In [6]: df['date'] = pd.to_datetime(df['date'])
In [7]: df.groupby(pd.Grouper(freq='M', key='date')).apply(sumfunc)
Out[7]:
date
2000-10-31 sum 10
2000-11-30 sum 13
dtype: int64
In [8]: type(df.groupby(pd.Grouper(freq='M', key='date')).apply(sumfunc))
Out[8]: pandas.core.series.Series
In [16]: df.groupby(pd.Grouper(freq='M', key='date')).apply(lambda x: x.value.sum())
---------------------------------------------------------------------------
TypeError Traceback (most recent call last)
<ipython-input-16-ad73d0ebc475> in <module>()
----> 1 df.groupby(pd.Grouper(freq='M', key='date')).apply(lambda x: x.value.sum())
/Users/shoover/.py35/lib/python3.5/site-packages/pandas/core/groupby.py in apply(self, func, *args, **kwargs)
713 # ignore SettingWithCopy here in case the user mutates
714 with option_context('mode.chained_assignment',None):
--> 715 return self._python_apply_general(f)
716
717 def _python_apply_general(self, f):
/Users/shoover/.py35/lib/python3.5/site-packages/pandas/core/groupby.py in _python_apply_general(self, f)
720
721 return self._wrap_applied_output(keys, values,
--> 722 not_indexed_same=mutated)
723
724 def aggregate(self, func, *args, **kwargs):
/Users/shoover/.py35/lib/python3.5/site-packages/pandas/core/groupby.py in _wrap_applied_output(self, keys, values, not_indexed_same)

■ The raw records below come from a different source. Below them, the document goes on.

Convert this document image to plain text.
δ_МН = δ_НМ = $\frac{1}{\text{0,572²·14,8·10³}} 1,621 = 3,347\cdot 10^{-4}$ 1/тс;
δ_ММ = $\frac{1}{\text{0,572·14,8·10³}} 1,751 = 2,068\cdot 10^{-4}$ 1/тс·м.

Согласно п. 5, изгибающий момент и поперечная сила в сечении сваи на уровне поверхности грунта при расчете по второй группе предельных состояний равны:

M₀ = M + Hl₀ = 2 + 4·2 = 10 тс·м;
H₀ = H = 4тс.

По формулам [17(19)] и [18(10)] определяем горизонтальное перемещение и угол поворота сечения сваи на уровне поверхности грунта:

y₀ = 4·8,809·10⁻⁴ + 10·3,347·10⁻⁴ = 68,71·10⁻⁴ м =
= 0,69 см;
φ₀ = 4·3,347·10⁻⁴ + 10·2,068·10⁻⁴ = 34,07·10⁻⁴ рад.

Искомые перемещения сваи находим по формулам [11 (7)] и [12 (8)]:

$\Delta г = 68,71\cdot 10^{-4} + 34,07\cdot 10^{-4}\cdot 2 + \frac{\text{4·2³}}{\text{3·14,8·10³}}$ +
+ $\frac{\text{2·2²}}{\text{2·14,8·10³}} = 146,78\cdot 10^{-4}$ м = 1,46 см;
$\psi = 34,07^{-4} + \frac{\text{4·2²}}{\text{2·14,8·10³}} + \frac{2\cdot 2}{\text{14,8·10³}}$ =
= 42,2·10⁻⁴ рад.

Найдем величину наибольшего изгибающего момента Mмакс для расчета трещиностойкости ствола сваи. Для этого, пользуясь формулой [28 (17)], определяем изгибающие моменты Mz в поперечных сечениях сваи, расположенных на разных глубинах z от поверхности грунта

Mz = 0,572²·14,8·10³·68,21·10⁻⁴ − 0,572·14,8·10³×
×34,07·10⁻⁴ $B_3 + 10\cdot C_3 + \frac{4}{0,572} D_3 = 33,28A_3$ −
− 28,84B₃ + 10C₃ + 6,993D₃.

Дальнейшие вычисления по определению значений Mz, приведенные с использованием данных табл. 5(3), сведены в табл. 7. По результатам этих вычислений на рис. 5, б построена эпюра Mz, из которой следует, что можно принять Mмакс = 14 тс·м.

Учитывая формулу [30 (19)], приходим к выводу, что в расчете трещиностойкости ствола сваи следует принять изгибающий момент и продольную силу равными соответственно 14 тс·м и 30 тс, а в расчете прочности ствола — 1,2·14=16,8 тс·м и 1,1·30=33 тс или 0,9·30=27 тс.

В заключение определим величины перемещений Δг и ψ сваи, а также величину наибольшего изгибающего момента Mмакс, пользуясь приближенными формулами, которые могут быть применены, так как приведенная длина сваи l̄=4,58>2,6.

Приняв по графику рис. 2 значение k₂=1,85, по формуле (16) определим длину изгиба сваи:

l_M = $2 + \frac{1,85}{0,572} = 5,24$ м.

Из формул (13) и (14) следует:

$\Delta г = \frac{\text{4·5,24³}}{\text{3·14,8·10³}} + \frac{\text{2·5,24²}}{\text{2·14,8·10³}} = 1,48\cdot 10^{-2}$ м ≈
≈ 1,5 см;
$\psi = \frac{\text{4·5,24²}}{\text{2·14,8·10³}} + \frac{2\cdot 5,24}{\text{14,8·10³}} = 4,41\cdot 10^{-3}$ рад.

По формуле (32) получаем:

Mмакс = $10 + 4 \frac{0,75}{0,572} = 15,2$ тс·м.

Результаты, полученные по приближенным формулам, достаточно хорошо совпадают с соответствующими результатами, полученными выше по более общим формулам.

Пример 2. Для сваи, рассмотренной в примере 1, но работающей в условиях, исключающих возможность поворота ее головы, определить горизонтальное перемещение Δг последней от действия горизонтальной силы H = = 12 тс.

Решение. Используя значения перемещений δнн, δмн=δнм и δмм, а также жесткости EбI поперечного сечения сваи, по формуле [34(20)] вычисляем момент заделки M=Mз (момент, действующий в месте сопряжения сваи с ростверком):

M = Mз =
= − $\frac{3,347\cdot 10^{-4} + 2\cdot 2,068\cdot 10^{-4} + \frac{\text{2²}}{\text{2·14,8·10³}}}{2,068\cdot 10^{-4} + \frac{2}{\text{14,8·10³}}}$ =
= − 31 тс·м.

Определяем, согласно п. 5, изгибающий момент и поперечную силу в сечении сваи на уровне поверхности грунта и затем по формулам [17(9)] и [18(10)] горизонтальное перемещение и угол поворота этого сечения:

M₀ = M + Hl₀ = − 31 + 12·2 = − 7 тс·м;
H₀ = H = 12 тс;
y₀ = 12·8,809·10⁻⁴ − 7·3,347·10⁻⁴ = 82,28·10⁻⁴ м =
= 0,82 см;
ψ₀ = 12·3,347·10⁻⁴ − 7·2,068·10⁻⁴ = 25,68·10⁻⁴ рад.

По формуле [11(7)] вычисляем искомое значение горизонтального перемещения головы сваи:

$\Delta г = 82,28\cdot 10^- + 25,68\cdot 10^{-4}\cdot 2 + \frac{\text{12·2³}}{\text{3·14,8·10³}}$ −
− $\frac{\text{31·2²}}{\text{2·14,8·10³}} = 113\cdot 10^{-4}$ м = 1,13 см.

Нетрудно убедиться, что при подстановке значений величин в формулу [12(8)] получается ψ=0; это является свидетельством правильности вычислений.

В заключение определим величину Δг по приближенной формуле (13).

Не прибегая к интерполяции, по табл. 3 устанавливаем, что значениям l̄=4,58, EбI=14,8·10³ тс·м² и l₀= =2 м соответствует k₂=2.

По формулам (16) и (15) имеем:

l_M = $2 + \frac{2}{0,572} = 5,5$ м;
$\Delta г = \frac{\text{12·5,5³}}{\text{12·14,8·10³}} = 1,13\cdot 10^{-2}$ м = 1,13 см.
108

3253 # Handle cases like BinGrouper
3254 return self._concat_objects(keys, values,
-> 3255 not_indexed_same=not_indexed_same)
3256
3257 def _transform_general(self, func, *args, **kwargs):
/Users/shoover/.py35/lib/python3.5/site-packages/pandas/core/groupby.py in _concat_objects(self, keys, values, not_indexed_same)
1271 group_names = self.grouper.names
1272 result = concat(values, axis=self.axis, keys=group_keys,
-> 1273 levels=group_levels, names=group_names)
1274 else:
1275
/Users/shoover/.py35/lib/python3.5/site-packages/pandas/tools/merge.py in concat(objs, axis, join, join_axes, ignore_index, keys, levels, names, verify_integrity, copy)
810 keys=keys, levels=levels, names=names,
811 verify_integrity=verify_integrity,
--> 812 copy=copy)
813 return op.get_result()
814
/Users/shoover/.py35/lib/python3.5/site-packages/pandas/tools/merge.py in __init__(self, objs, axis, join, join_axes, keys, levels, names, ignore_index, verify_integrity, copy)
866 for obj in objs:
867 if not isinstance(obj, NDFrame):
--> 868 raise TypeError("cannot concatenate a non-NDFrame object")
869
870 # consolidate
TypeError: cannot concatenate a non-NDFrame object
Since in this example, assigning dates to months still leaves the same groups, I would have expected identical results whether I set freq='M'
or not. I'm guessing that the difference is that the freq='M'
causes an extra groupby
to happen under the hood, yes? When I ran into this, what I expected to happen was for pd.Grouper(freq='M', key='date')
to do a single groupby
, combining rows where dates happened to fall into the same month.
Pandas version:
In [9]: pd.__version__
Out[9]: '0.17.1+22.g0c43fcc'